Probing the roles of active site residues in D-xylose isomerase

Abstract

The roles of active site residues His(54), Phe(94), Lys(183), and His(220) in the Streptomyces rubiginosus D-xylose isomerase were probed by site-directed mutagenesis. The kinetic properties and crystal structures of the mutant enzymes were characterized. The pH dependence of diethylpyrocarbonate modification of His(54) suggests that His(54) does not catalyze ring-opening as a general acid.

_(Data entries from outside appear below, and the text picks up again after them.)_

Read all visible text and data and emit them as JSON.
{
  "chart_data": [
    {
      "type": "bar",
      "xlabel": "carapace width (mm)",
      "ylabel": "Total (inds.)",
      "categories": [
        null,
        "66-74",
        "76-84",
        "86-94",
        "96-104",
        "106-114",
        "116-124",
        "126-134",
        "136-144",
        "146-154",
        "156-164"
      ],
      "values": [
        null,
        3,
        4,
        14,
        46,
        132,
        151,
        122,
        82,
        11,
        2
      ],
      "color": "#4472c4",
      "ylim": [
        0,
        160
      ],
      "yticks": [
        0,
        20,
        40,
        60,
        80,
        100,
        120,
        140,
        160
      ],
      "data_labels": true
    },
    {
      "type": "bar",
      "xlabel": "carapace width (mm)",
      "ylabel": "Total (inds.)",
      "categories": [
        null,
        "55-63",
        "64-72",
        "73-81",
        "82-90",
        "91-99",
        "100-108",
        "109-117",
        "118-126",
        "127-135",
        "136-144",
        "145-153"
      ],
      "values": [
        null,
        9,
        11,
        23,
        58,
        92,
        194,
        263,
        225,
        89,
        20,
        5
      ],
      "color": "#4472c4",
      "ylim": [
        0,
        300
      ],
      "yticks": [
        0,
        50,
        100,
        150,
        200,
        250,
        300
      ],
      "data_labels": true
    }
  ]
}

His(54) appears to be involved in anomeric selection and stabilization of the acyclic transition state by hydrogen bonding. Phe(94) stabilizes the acyclic-extended transition state directly by hydrophobic interactions and/or indirectly by interactions with Trp(137) and Phe(26). Lys(183) and His(220) mutants have little or no activity and the structures of these mutants with D-xylose reveal cyclic alpha-D-xylopyranose. Lys(183) functions structurally by maintaining the position of Pro(187) and Glu(186) and catalytically by interacting with acyclic-extended sugars. His(220) provides structure for the M2-metal binding site with properties which are necessary for extension and isomerization of the substrate. A second M2 metal binding site (M2') is observed at a relatively lower occupancy when substrate is added consistent with the hypothesis that the metal moves as the hydride is shifted on the extended substrate.